About Feng Shui
Feng Shui is a traditional ancient practice originating from China, which uses natural energy forces to create harmony between humans and their environment. In this article, I will cover some very basic principles of Feng Shui that will serve as groundworks for the later articles, where we will dive deeper into different aspects of the topic.
I want to start by getting some common misperceptions about Feng Shui out of the way. Feng Shui does not have magic answers and cannot directly impact the outcomes in our life. Placing a certain plant in a certain spot, or rearranging furniture has some benefits. However, Feng Shui works on many levels, and its main aim is to help us to align our energy with the energies of the space. This alignment will form a favourable energy flow that will impact our well-being, which will in turn translate to all areas of our life.

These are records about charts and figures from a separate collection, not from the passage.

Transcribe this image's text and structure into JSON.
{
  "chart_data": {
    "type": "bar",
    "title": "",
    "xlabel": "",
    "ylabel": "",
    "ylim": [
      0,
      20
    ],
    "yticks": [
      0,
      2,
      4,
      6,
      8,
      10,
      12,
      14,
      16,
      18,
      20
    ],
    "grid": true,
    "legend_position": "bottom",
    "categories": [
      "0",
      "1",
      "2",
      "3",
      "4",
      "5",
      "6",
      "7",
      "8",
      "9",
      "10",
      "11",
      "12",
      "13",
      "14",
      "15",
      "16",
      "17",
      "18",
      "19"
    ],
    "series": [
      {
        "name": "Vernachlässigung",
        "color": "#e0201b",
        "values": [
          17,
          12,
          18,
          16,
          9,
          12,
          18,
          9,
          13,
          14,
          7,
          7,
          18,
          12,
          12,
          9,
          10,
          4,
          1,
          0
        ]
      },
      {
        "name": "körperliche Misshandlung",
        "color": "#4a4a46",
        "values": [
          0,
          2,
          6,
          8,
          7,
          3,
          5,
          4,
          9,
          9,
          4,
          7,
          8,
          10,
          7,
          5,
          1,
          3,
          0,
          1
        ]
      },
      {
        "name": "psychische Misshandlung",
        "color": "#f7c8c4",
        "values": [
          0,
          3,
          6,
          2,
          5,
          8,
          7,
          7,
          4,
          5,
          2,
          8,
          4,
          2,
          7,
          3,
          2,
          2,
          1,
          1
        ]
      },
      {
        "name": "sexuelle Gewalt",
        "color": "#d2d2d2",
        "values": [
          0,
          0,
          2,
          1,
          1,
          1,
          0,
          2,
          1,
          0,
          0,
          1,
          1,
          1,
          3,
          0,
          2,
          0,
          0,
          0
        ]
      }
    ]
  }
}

In other words, we use Feng Shui principles to align our energy with the energies of our environment and to get them on board the train travelling in the direction of our desires.

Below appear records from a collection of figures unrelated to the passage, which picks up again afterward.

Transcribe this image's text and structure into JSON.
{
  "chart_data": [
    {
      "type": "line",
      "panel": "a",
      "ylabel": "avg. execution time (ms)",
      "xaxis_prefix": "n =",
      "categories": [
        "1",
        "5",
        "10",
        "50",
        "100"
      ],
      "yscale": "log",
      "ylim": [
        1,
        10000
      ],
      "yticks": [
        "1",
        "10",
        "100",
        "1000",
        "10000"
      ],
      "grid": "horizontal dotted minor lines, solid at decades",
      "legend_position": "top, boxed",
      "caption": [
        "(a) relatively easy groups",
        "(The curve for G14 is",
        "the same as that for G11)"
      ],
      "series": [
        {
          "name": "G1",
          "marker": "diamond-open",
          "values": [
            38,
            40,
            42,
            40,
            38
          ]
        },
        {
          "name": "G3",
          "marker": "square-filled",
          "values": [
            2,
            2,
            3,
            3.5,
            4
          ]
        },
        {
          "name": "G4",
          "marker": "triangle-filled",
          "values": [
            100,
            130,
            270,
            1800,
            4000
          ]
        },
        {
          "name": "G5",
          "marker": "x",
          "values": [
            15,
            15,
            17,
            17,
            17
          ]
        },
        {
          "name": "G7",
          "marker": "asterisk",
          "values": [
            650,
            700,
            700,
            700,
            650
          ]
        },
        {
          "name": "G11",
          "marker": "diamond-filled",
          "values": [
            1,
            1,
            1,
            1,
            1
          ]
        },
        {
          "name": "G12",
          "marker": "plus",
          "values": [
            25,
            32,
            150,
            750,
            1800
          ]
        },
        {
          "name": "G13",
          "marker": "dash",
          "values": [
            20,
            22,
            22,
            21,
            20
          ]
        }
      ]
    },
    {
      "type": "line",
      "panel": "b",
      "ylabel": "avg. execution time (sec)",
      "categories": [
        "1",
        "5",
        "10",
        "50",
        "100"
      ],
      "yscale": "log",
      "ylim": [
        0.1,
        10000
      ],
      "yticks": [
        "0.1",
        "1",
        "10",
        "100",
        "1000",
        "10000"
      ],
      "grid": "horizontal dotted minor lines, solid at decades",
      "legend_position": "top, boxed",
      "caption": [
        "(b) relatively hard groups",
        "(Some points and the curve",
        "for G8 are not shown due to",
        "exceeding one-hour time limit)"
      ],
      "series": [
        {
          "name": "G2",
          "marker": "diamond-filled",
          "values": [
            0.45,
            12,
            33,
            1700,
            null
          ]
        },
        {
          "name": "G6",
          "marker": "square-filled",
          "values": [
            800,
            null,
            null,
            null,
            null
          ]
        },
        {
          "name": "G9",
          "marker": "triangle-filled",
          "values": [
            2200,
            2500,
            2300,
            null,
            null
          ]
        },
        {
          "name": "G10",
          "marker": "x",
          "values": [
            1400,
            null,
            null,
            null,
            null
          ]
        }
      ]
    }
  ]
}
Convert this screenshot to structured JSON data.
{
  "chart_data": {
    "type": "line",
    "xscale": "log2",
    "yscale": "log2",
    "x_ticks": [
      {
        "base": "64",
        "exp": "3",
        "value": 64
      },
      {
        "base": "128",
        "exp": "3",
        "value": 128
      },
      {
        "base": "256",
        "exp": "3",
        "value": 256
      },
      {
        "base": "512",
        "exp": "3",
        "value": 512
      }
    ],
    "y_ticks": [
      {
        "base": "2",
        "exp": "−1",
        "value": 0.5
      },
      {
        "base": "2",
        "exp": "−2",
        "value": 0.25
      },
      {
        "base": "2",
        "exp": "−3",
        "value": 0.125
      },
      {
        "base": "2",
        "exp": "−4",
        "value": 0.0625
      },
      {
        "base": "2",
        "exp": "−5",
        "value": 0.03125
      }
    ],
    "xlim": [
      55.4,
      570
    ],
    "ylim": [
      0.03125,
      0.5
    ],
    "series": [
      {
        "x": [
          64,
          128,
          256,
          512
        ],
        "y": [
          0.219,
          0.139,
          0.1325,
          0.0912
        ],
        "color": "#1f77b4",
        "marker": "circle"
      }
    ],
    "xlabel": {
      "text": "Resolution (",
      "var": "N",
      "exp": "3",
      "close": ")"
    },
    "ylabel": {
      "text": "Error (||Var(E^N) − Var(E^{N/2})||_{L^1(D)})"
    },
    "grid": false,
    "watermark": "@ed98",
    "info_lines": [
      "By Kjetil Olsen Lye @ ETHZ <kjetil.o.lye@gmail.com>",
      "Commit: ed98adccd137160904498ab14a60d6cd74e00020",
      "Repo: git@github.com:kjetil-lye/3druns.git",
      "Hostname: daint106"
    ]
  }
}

With Feng Shui, we can detect blocked energy or a build-up of negative energy that over time manifests as various hardships. We then work on releasing that energy, both within our home and within us and allow it to run freely and in the direction that supports our path.
Chi – The Life Force
Chi (or Qi) is the most important term in Feng Shui, it is the charged energy that runs through everything around us, including us. Our Chi runs through seven points in our body, commonly known as chakras. There are two forms of Chi; Yin, which is feminine, slow, dark, passive, cool energy, and Yang, the masculine, fast, bright, active, hot energy. These two energies are constantly interrelating. When they are balanced, we live in perfect health and harmony. However, nothing is as constant as change, so sometimes we are more Yin and sometimes we are more Yang. Finding balance is how we learn and grow.
How energies will interact with each other is defined by Five Elements: Fire, Soil, Metal, Water and Wood. They work together and balance each other; hence we do not want to have too much or too little of an element in our environment.
Green is the Luckiest Colour
When it comes to our working spaces, due to the number of electronic devices, we live and work with the constant effects of Electromagnetic Fields. EMF is not a desirable feature in Feng Shui as it interferes with Earth’s magnetic field, and it makes it harder for us to focus and concentrate, it causes headaches and can lead to other health issues as well. However, we depend on our electronic devices. Removing them from our spaces is not an option, so we will focus on things we can do to minimise their effects.
Plants absorb EMFs and reduce computer radiation and indoor pollution. They are highly desirable features. Moreover, plants bring Yang Chi of the wood element that symbolises growth and new beginnings. This makes the space within the office active, or more “alive”. All lush, leafy plants will contribute to better air quality, and will increase the healthy Chi. Dry or dying plants are not a desirable feature in any working or living area and need to be removed.
Clear the Headspace
Power is in the Layout
The ideal position of your office desk is when your back is supported by a wall and you have a clear, unblocked view of the doors. Seeing who is coming in and out, puts you in the control of the situation. On the contrary, turning your back to the doors facing a wall has the same meaning as turning your back to opportunities, and not being aware of what is happening behind your back.
Knowing your personal auspicious direction for success (which can be calculated from your date of birth) and sitting facing that direction allows you to work from your strongest position. Here, your confidence and concentration are at their highest.